= Partial password =

A partial password entry form in a mobile banking application

A partial password is a mode of password authentication intended to make keystroke logging and shoulder surfing less effective.

By asking the user to enter only a few specific characters from their password, rather than the whole password, partial passwords help to protect the user from password theft. As only part of the password is revealed at once it becomes more difficult to obtain the password using techniques such as keystroke logging or shoulder surfing.

A paper by David Aspinall and Mike Just describes partial password implementations and attacks in a detailed study.

Tested with 110,000 simulations using passwords longer than 8 characters long, Junade Ali has noted:
- 58% of passwords are revealed in entirety after 7 logins, 90% after 12 and 99% after 19 logins.
- Using a dataset of 488,129 breached passwords, 58% of tested 3-character password segments were only valid for that password in the database. Additionally, 28% could be associated with only one other password and 8% with two other passwords.

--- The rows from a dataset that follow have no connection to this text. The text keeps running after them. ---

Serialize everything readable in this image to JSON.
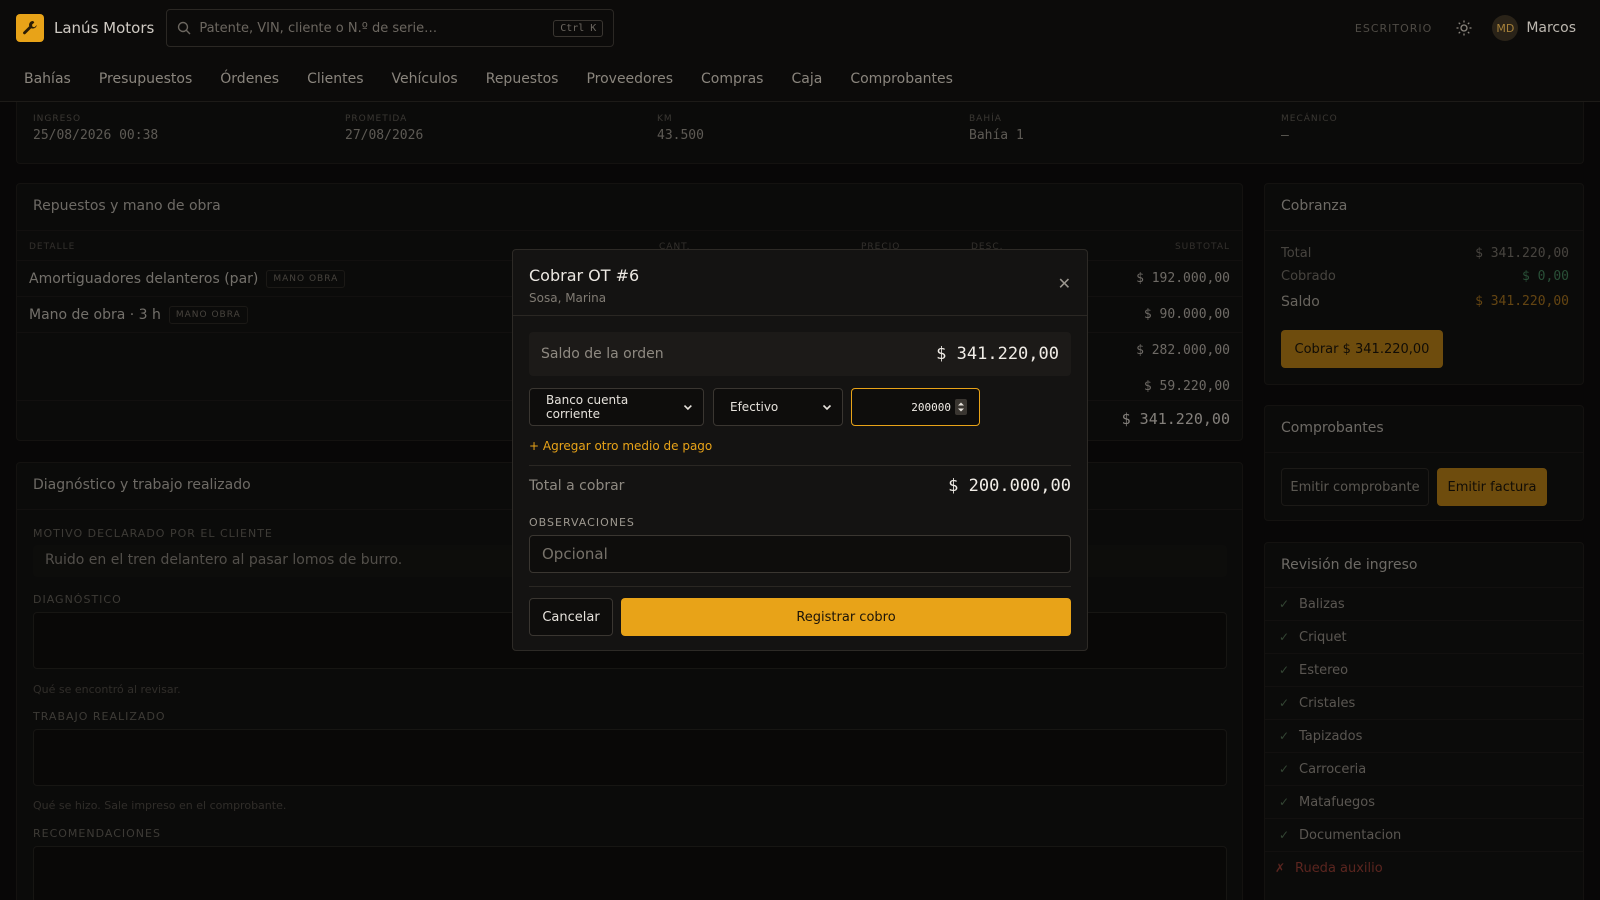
{
  "header": {
    "brand": "Lanús Motors",
    "search_placeholder": "Patente, VIN, cliente o N.º de serie…",
    "search_shortcut": "Ctrl K",
    "mode": "ESCRITORIO",
    "avatar_initials": "MD",
    "user_name": "Marcos"
  },
  "nav": [
    "Bahías",
    "Presupuestos",
    "Órdenes",
    "Clientes",
    "Vehículos",
    "Repuestos",
    "Proveedores",
    "Compras",
    "Caja",
    "Comprobantes"
  ],
  "info": [
    {
      "label": "INGRESO",
      "value": "25/08/2026 00:38"
    },
    {
      "label": "PROMETIDA",
      "value": "27/08/2026"
    },
    {
      "label": "KM",
      "value": "43.500"
    },
    {
      "label": "BAHÍA",
      "value": "Bahía 1"
    },
    {
      "label": "MECÁNICO",
      "value": "–"
    }
  ],
  "parts": {
    "title": "Repuestos y mano de obra",
    "cols": [
      "DETALLE",
      "CANT.",
      "PRECIO",
      "DESC.",
      "SUBTOTAL"
    ],
    "rows": [
      {
        "detail": "Amortiguadores delanteros (par)",
        "tag": "MANO OBRA",
        "subtotal": "$ 192.000,00"
      },
      {
        "detail": "Mano de obra · 3 h",
        "tag": "MANO OBRA",
        "subtotal": "$ 90.000,00"
      }
    ],
    "totals": [
      "$ 282.000,00",
      "$ 59.220,00",
      "$ 341.220,00"
    ]
  },
  "diagnostic": {
    "title": "Diagnóstico y trabajo realizado",
    "motivo_label": "MOTIVO DECLARADO POR EL CLIENTE",
    "motivo_value": "Ruido en el tren delantero al pasar lomos de burro.",
    "diag_label": "DIAGNÓSTICO",
    "diag_hint": "Qué se encontró al revisar.",
    "trabajo_label": "TRABAJO REALIZADO",
    "trabajo_hint": "Qué se hizo. Sale impreso en el comprobante.",
    "recom_label": "RECOMENDACIONES"
  },
  "cobranza": {
    "title": "Cobranza",
    "total_label": "Total",
    "total_value": "$ 341.220,00",
    "cobrado_label": "Cobrado",
    "cobrado_value": "$ 0,00",
    "saldo_label": "Saldo",
    "saldo_value": "$ 341.220,00",
    "button": "Cobrar $ 341.220,00",
    "colors": {
      "cobrado": "#3f7a55",
      "saldo": "#9a6a1c"
    }
  },
  "comprobantes": {
    "title": "Comprobantes",
    "emitir": "Emitir comprobante",
    "factura": "Emitir factura"
  },
  "revision": {
    "title": "Revisión de ingreso",
    "items": [
      {
        "label": "Balizas",
        "ok": true
      },
      {
        "label": "Criquet",
        "ok": true
      },
      {
        "label": "Estereo",
        "ok": true
      },
      {
        "label": "Cristales",
        "ok": true
      },
      {
        "label": "Tapizados",
        "ok": true
      },
      {
        "label": "Carroceria",
        "ok": true
      },
      {
        "label": "Matafuegos",
        "ok": true
      },
      {
        "label": "Documentacion",
        "ok": true
      },
      {
        "label": "Rueda auxilio",
        "ok": false
      }
    ]
  },
  "modal": {
    "title": "Cobrar OT #6",
    "subtitle": "Sosa, Marina",
    "saldo_label": "Saldo de la orden",
    "saldo_value": "$ 341.220,00",
    "account": "Banco cuenta corriente",
    "method": "Efectivo",
    "amount": "200000",
    "add_link": "+ Agregar otro medio de pago",
    "total_label": "Total a cobrar",
    "total_value": "$ 200.000,00",
    "obs_label": "OBSERVACIONES",
    "obs_placeholder": "Opcional",
    "cancel": "Cancelar",
    "submit": "Registrar cobro",
    "accent": "#e8a318"
  }
}
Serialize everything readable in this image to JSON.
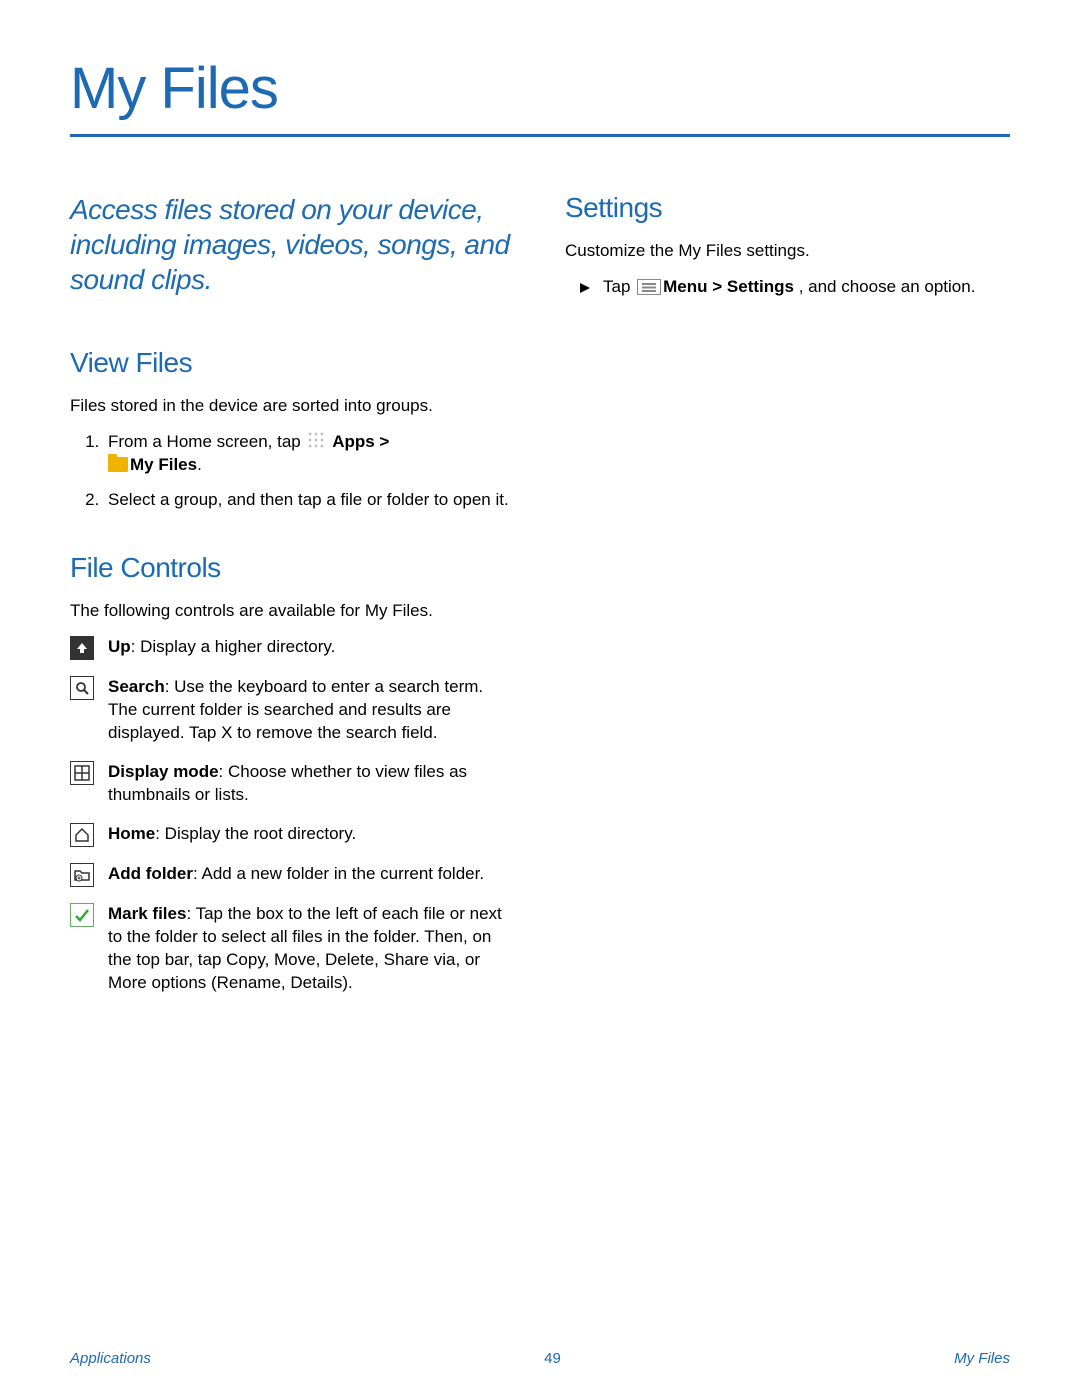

==Verifying partial passwords==

It is considered good practice to not store passwords in plaintext. Instead, when checking a whole password, it is common to store the result of passing the password to a cryptographic hash function. As the user does not supply the whole password, it cannot be verified against a stored digest of the whole password. Some have suggested storing the digest of each combination of letters that could be requested, but they note that this results in generating and storing a large amount of digests. A better solution in terms of storage space and security is using a secret sharing scheme.